Health

Transforming health: the next steps

PEYE 151014KB1 0135 Neil Jordan, Microsoft’s General Manager for Worldwide Health, shares his perspective on health ICT and its potential in Northern Ireland, the key trends weaving through the sector, and the benefits of embracing the cloud.

Across the global picture of e-health, it’s fascinating to see how all the system requirements and problems being solved are common and yet nuanced. The issues of growing demand and financial management are similar, for example, on both sides of the Atlantic.

Technology is not the only answer to some of these problems. Indeed, a range of answers is needed – not least around policy and social change – but technology can be a fundamental underpinning for a lot of the changes that need to happen, whether that’s the move towards a more patient-centric system or finding better ways of understanding how much can go towards prevention and the long-term management of conditions.

According to Gartner, the four key areas in health IT at present are:

• mobile technologies;

• collaboration technologies;

• analytics and business intelligence; and

• cloud computing.

Three years ago, everyone was talking about electronic medical records and their effect on quality and efficiency. Since then, more people have become digitised and there is now a realisation that the electronic record in itself is not the end point for transformation in health – it’s a foundational piece that needs to be there.

In a hospital which I visited in Seattle recently, the roll-out of electronic medical records was slow and costing more than the construction cost of the hospital. However, implementations in Europe and Brazil (the latter covering 276 hospitals in three months) show that there is clearly a move towards commoditising healthcare information and delivering the systems.

Trends

The big trend in mobile health is the tablet. The original influx of iPads and other tablets was great for getting the clinician more connected to IT but has not served the wider population of health workers. Typically, these are secondary or tertiary devices so that people are going back to desktops to update them. A new series of devices are now enabling a mobile care environment.

In terms of productivity and collaboration, around 40 per cent of the information that affects the quality and efficiency of delivering health is not captured in the electronic record. This is typically information that relates to the real-term delivery of healthcare and health team transformation i.e. away from a strict hierarchy with the doctor at the top to a more collaborative and cross-institutional model.

Northern Ireland is, in many ways, ahead of the curve given the integration of social care and mental health into its core foundational infrastructure. Elsewhere, Microsoft has been helping Operation Smile – an NGO which provides cleft palate surgery in the world’s poorest communities – with simple collaborative tools to drive much greater efficiency.

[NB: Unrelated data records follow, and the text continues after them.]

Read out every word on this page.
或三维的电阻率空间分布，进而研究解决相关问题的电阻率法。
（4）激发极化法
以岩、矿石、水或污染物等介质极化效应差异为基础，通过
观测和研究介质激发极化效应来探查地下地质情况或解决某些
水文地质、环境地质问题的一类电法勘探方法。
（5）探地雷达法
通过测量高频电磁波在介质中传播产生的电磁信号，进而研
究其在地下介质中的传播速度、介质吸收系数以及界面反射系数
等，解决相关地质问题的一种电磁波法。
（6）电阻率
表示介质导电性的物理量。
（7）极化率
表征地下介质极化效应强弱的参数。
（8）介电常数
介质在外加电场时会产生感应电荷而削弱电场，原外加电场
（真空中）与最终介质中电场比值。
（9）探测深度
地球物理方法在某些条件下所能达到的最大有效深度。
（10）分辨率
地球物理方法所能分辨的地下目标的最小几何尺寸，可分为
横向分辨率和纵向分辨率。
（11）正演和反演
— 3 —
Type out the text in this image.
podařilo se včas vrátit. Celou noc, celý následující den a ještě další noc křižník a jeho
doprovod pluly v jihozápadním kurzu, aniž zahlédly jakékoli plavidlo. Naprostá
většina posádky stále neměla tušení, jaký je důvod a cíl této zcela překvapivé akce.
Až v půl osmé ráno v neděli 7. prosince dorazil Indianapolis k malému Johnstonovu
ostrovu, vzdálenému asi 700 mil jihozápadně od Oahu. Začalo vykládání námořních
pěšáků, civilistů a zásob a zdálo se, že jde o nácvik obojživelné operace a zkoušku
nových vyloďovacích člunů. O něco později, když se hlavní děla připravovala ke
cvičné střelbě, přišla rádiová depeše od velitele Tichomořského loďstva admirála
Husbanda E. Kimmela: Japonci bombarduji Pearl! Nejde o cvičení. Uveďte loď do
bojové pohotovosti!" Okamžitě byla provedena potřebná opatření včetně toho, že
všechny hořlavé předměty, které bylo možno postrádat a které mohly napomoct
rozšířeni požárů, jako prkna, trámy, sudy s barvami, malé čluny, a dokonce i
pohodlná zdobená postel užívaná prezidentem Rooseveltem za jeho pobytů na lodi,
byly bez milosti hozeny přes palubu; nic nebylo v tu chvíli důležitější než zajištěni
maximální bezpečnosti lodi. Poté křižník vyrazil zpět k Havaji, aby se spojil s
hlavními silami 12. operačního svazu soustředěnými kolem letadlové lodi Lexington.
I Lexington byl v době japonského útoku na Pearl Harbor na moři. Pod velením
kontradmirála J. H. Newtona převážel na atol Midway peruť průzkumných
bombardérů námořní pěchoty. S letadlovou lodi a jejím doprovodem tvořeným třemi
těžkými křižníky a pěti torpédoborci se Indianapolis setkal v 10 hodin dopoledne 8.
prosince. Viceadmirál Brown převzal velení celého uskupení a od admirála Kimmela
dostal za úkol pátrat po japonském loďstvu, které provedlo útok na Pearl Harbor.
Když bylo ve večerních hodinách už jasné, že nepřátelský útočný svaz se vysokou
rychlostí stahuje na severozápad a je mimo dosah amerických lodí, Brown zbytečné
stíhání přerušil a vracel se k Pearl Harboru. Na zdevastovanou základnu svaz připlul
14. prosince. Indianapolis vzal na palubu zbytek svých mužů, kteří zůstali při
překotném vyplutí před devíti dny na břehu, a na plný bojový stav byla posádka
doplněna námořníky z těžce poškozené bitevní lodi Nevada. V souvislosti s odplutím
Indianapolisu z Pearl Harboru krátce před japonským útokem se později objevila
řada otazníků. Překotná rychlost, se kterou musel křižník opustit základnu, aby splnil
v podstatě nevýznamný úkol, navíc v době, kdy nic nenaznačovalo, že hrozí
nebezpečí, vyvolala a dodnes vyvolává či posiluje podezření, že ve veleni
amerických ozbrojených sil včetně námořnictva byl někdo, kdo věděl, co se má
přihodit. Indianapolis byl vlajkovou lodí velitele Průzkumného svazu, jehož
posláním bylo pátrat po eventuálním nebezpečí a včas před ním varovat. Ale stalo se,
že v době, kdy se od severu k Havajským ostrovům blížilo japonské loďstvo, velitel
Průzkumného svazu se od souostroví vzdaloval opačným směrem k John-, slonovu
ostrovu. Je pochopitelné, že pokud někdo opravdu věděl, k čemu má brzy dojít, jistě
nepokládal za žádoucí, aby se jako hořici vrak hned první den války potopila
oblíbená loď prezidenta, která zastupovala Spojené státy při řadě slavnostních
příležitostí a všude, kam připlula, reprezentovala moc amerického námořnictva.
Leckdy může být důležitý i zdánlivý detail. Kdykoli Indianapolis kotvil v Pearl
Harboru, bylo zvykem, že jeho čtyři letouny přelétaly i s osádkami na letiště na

The difficulty is that efficiencies are often absorbed into the system and this is why analytics is the single most important piece in health IT today. Digitisation involves moving from data collection to a knowledge-driven healthcare system.

Finally, if there was ever an industry that needs cloud-based technologies, it’s the health industry. The dispersed distribution of health IT staff means that systems that require very little in-house maintenance represent an extremely strong driver. Health, by its nature, is cross-institutional and the cloud can help to cross some of the core infrastructural barriers.

Health has traditionally been reluctant to adopt cloud but transformation is happening. A third of US hospital users of Microsoft Office have moved to Microsoft’s cloud technologies – and achieved average savings of $4 million per hospital.

Nobody is looking harder to make sure that the data in our data centres are secure at the point of encryption. Data are encrypted by the user in the first place. Microsoft has never provided business or government data in response to a national security order and will contest any attempt by the US Government to disclose customer content stored exclusively overseas. Our model also prohibits the re-use or re-sale of those data for other purposes.

PEYE 151014KB1 0095 Reform

For a number of years, people have been saying that we fundamentally have to transform the system and get more care and money out of the hospitals and into prevention and primary care. Technology is central to helping that happen – but it has to be a partnership in terms of how we do that and how we do that well. It is happening. People should feel confident that it can happen and it doesn’t have to cost the Earth to do it.

Northern Ireland has the clear advantage of pre-integrated services but my underlying concern is that the technological infrastructure to support it is not as fully standardised and as up-to-date as it needs to be. We’ve found time and time again that unless you’ve “ploughed the field first,” it’s very hard to get these germinations of new ideas to actually “seed” and to work.

In summary, the most important thing to keep abreast of, and start feeling confident about, is the use of cloud technology. This enables us not just to deploy things faster and more cheaply but also allows us to do things that we haven’t done before, including new connections within the system and ultimately connections with the patient in a context where data are secure, private and is not re-used.

Neil Jordan is the General Manager of the Worldwide Health Group at Microsoft Corp. He was born and educated in the UK, obtaining a bachelor of arts honours degree and then a masters in biological anthropology from the University of Cambridge.

He joined Microsoft 10 years ago, and for three years he was the head of Healthcare for Microsoft UK, leading the local team working with the NHS in England during the unprecedented National Programme for IT, before joining Microsoft in the USA to take up his current role.